Sites would likely want to limit how long proofs are valid for.
In the above scheme, even if the government and the site collude, the zero-knowledge proof doesn’t reveal the linkage between the session key and the ID of the user.
An adult could share / leak their P_s_i and p_s_i keypair anonymously, along with the proof. If sites had a limited validity period, this would limit the impact of a one-off-leak.
If the adult leaks the p_i and C_i, they would identify themselves.
However, if there were adults willing to circumvent the system in a more online way, they could set up an online system which allows anyone to generate a proof of age and generates keypairs on demand for a requested site.

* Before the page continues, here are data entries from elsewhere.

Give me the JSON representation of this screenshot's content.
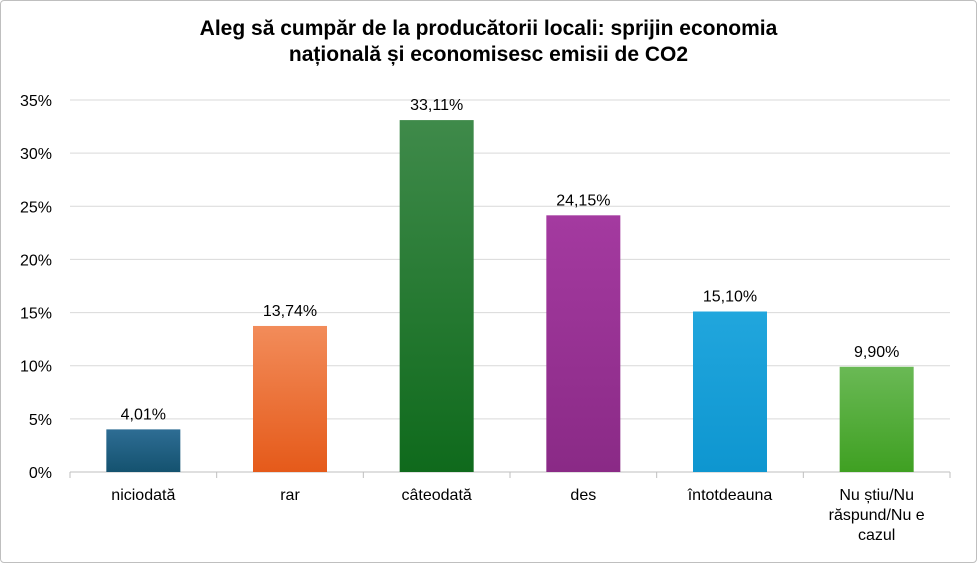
{
  "chart_data": {
    "type": "bar",
    "title_lines": [
      "Aleg să cumpăr de la producătorii locali: sprijin economia",
      "națională și economisesc emisii de CO2"
    ],
    "categories": [
      [
        "niciodată"
      ],
      [
        "rar"
      ],
      [
        "câteodată"
      ],
      [
        "des"
      ],
      [
        "întotdeauna"
      ],
      [
        "Nu știu/Nu",
        "răspund/Nu e",
        "cazul"
      ]
    ],
    "values": [
      4.01,
      13.74,
      33.11,
      24.15,
      15.1,
      9.9
    ],
    "data_labels": [
      "4,01%",
      "13,74%",
      "33,11%",
      "24,15%",
      "15,10%",
      "9,90%"
    ],
    "yticks": [
      {
        "value": 0,
        "label": "0%"
      },
      {
        "value": 5,
        "label": "5%"
      },
      {
        "value": 10,
        "label": "10%"
      },
      {
        "value": 15,
        "label": "15%"
      },
      {
        "value": 20,
        "label": "20%"
      },
      {
        "value": 25,
        "label": "25%"
      },
      {
        "value": 30,
        "label": "30%"
      },
      {
        "value": 35,
        "label": "35%"
      }
    ],
    "ylim": [
      0,
      35
    ],
    "grid": true,
    "legend": "none",
    "bar_colors": [
      [
        "#2e6d94",
        "#14526f"
      ],
      [
        "#f28c5a",
        "#e55a1a"
      ],
      [
        "#3f8a4a",
        "#0f6a1c"
      ],
      [
        "#a43aa0",
        "#8a2a86"
      ],
      [
        "#21a6dd",
        "#0e96d0"
      ],
      [
        "#6ab955",
        "#3fa022"
      ]
    ]
  }
}
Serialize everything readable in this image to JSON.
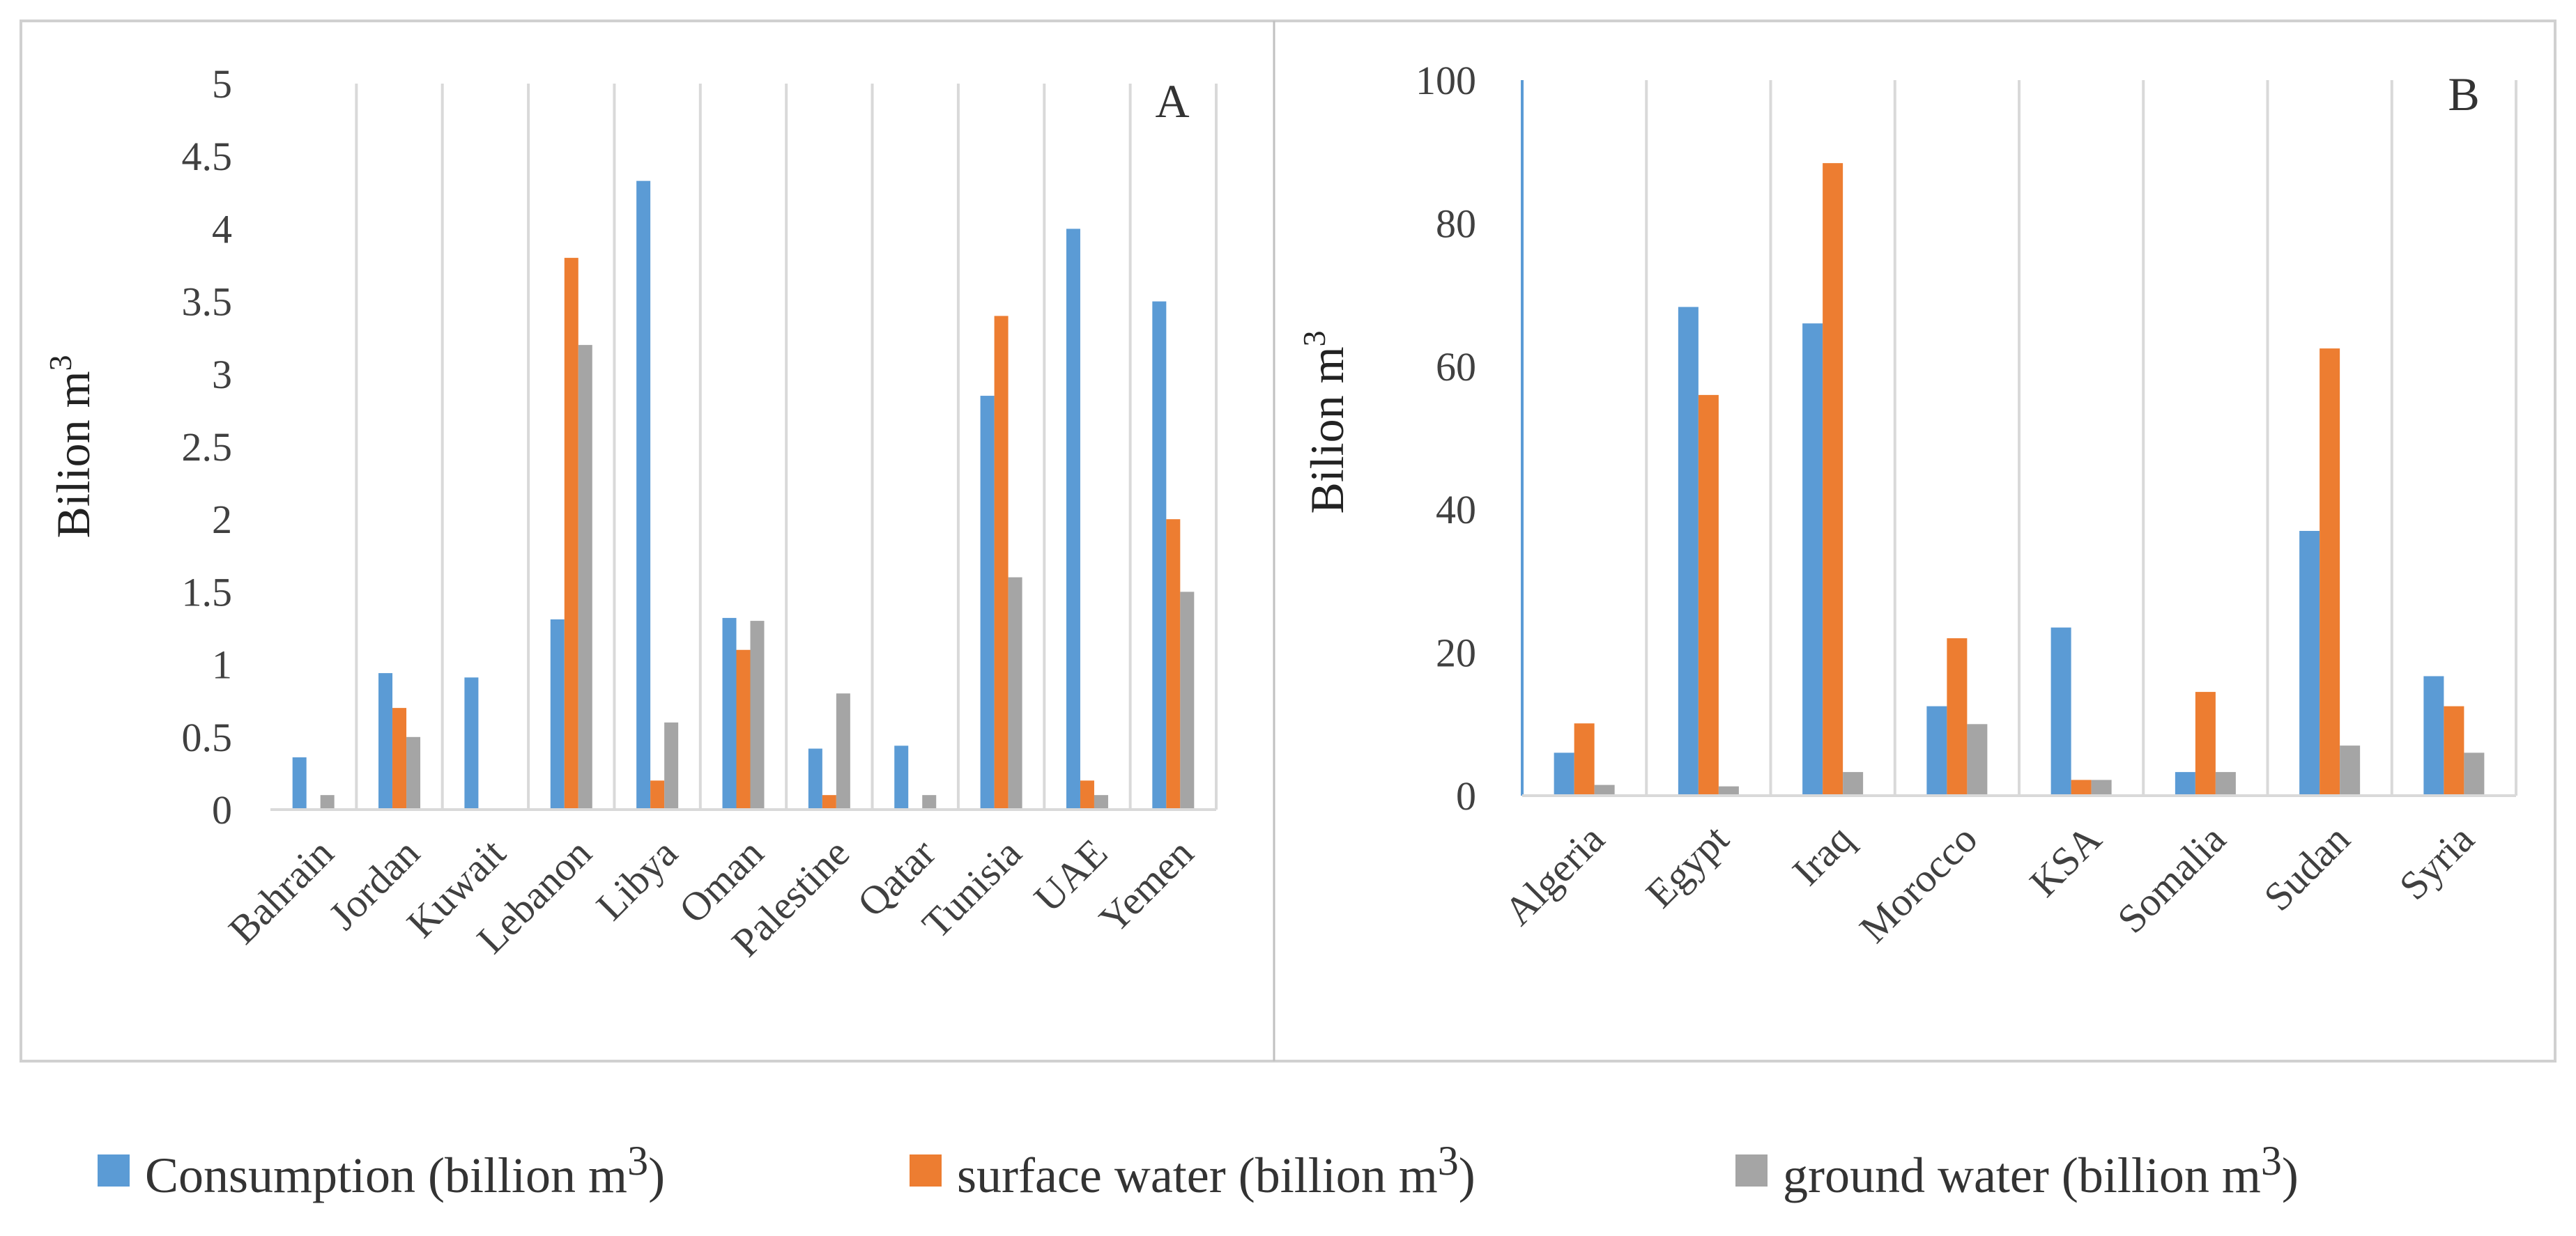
{
  "chart_data": [
    {
      "type": "bar",
      "panel_label": "A",
      "ylabel": "Bilion m",
      "ylabel_sup": "3",
      "ylim": [
        0,
        5
      ],
      "yticks": [
        0,
        0.5,
        1,
        1.5,
        2,
        2.5,
        3,
        3.5,
        4,
        4.5,
        5
      ],
      "ytick_labels": [
        "0",
        "0.5",
        "1",
        "1.5",
        "2",
        "2.5",
        "3",
        "3.5",
        "4",
        "4.5",
        "5"
      ],
      "grid": "vertical",
      "categories": [
        "Bahrain",
        "Jordan",
        "Kuwait",
        "Lebanon",
        "Libya",
        "Oman",
        "Palestine",
        "Qatar",
        "Tunisia",
        "UAE",
        "Yemen"
      ],
      "series": [
        {
          "name": "Consumption (billion m3)",
          "values": [
            0.36,
            0.94,
            0.91,
            1.31,
            4.33,
            1.32,
            0.42,
            0.44,
            2.85,
            4.0,
            3.5
          ]
        },
        {
          "name": "surface water (billion m3)",
          "values": [
            0,
            0.7,
            0,
            3.8,
            0.2,
            1.1,
            0.1,
            0,
            3.4,
            0.2,
            2.0
          ]
        },
        {
          "name": "ground water (billion m3)",
          "values": [
            0.1,
            0.5,
            0,
            3.2,
            0.6,
            1.3,
            0.8,
            0.1,
            1.6,
            0.1,
            1.5
          ]
        }
      ]
    },
    {
      "type": "bar",
      "panel_label": "B",
      "ylabel": "Bilion m",
      "ylabel_sup": "3",
      "ylim": [
        0,
        100
      ],
      "yticks": [
        0,
        20,
        40,
        60,
        80,
        100
      ],
      "ytick_labels": [
        "0",
        "20",
        "40",
        "60",
        "80",
        "100"
      ],
      "grid": "vertical",
      "categories": [
        "Algeria",
        "Egypt",
        "Iraq",
        "Morocco",
        "KSA",
        "Somalia",
        "Sudan",
        "Syria"
      ],
      "series": [
        {
          "name": "Consumption (billion m3)",
          "values": [
            6,
            68.3,
            66,
            12.5,
            23.5,
            3.3,
            37,
            16.7
          ]
        },
        {
          "name": "surface water (billion m3)",
          "values": [
            10.1,
            56,
            88.4,
            22,
            2.2,
            14.5,
            62.5,
            12.5
          ]
        },
        {
          "name": "ground water (billion m3)",
          "values": [
            1.5,
            1.3,
            3.3,
            10,
            2.2,
            3.3,
            7,
            6
          ]
        }
      ]
    }
  ],
  "legend": [
    {
      "label": "Consumption (billion m",
      "sup": "3",
      "tail": ")",
      "color": "#5b9bd5"
    },
    {
      "label": "surface water (billion m",
      "sup": "3",
      "tail": ")",
      "color": "#ed7d31"
    },
    {
      "label": "ground water (billion m",
      "sup": "3",
      "tail": ")",
      "color": "#a5a5a5"
    }
  ],
  "colors": {
    "consumption": "#5b9bd5",
    "surface": "#ed7d31",
    "ground": "#a5a5a5",
    "grid": "#d9d9d9",
    "frame": "#d0d0d0",
    "text": "#404040"
  }
}
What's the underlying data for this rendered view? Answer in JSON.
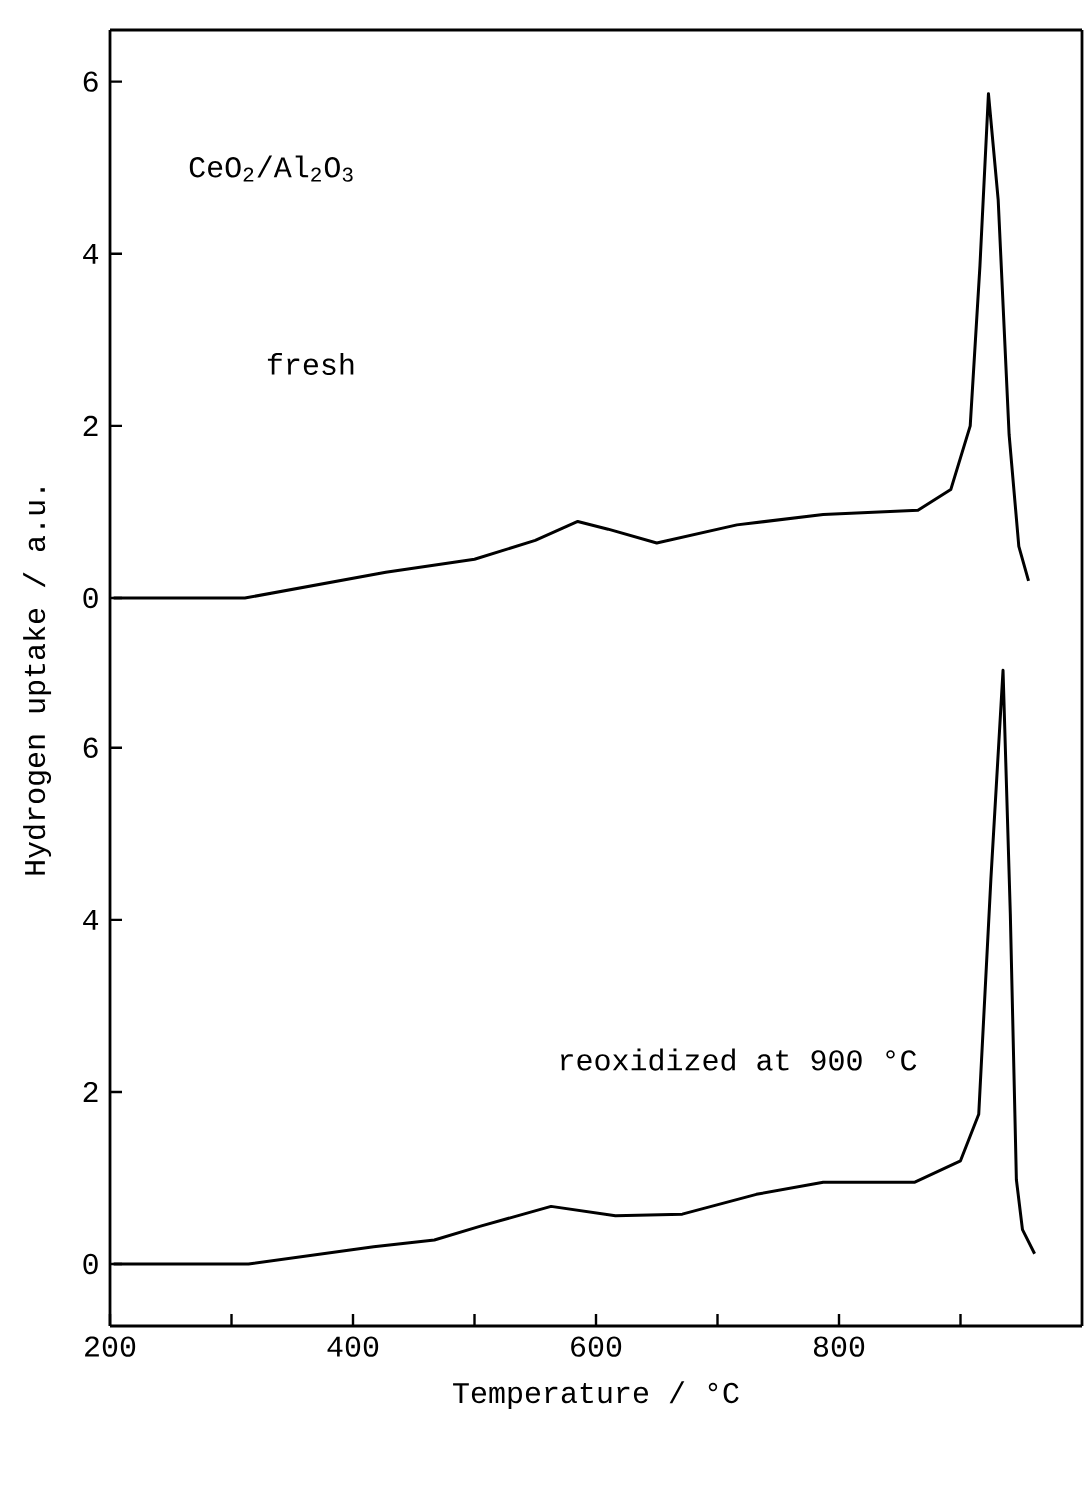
{
  "chart_data": [
    {
      "type": "line",
      "ylabel": "Hydrogen uptake / a.u.",
      "xlim": [
        200,
        1000
      ],
      "ylim": [
        -0.72,
        6.6
      ],
      "yticks": [
        0,
        2,
        4,
        6
      ],
      "tick_labels": "y",
      "annotations": [
        "CeO$_{2}$/Al$_{2}$O$_{3}$",
        "fresh"
      ],
      "series": [
        {
          "color": "#000000",
          "x": [
            203,
            311,
            427,
            500,
            550,
            585,
            610,
            650,
            716,
            787,
            865,
            892,
            908,
            916,
            923,
            931,
            940,
            948,
            956
          ],
          "values": [
            0,
            0,
            0.3,
            0.45,
            0.67,
            0.89,
            0.8,
            0.64,
            0.85,
            0.97,
            1.02,
            1.26,
            2.0,
            3.86,
            5.86,
            4.63,
            1.9,
            0.6,
            0.2
          ]
        }
      ]
    },
    {
      "type": "line",
      "xlabel": "Temperature  / °C",
      "xlim": [
        200,
        1000
      ],
      "ylim": [
        -0.72,
        7.02
      ],
      "yticks": [
        0,
        2,
        4,
        6
      ],
      "xticks": [
        200,
        {
          "value": 300,
          "label": null
        },
        400,
        {
          "value": 500,
          "label": null
        },
        600,
        {
          "value": 700,
          "label": null
        },
        800,
        {
          "value": 900,
          "label": null
        }
      ],
      "annotations": [
        "reoxidized at 900 °C"
      ],
      "series": [
        {
          "color": "#000000",
          "x": [
            203,
            314,
            417,
            467,
            505,
            563,
            616,
            671,
            732,
            787,
            862,
            900,
            915,
            925,
            935,
            941,
            946,
            951,
            961
          ],
          "values": [
            0,
            0,
            0.2,
            0.28,
            0.44,
            0.67,
            0.56,
            0.58,
            0.81,
            0.95,
            0.95,
            1.2,
            1.74,
            4.47,
            6.9,
            4.07,
            0.98,
            0.4,
            0.12
          ]
        }
      ]
    }
  ]
}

It would be impossible to defend against such online attacks in general, and by the anonymity properties (your second and third constraints), there would never be accountability for it (apart from tracking down the server generating the keypairs if it’s a public offering, which would be quite difficult but not strictly impossible if it’s say a Tor hidden service). What would be possible would be to limit the number of sessions per user per day (by including a hash of s, p_i and the day as a public parameter), and perhaps for sites to limit the amount of content per session.
ZK-STARK proof generation can run on a CPU or GPU, and could be packaged up as say, a browser addon. The biggest frustration would be the proof generation time. It could be offloaded to cloud for users who trust the cloud provider but not the government or service provider.
Governments already store people’s date of birth (think birth certificates, passports, etc…), and would need to continue to do so to generate such certificates. They shouldn’t need to store extra information.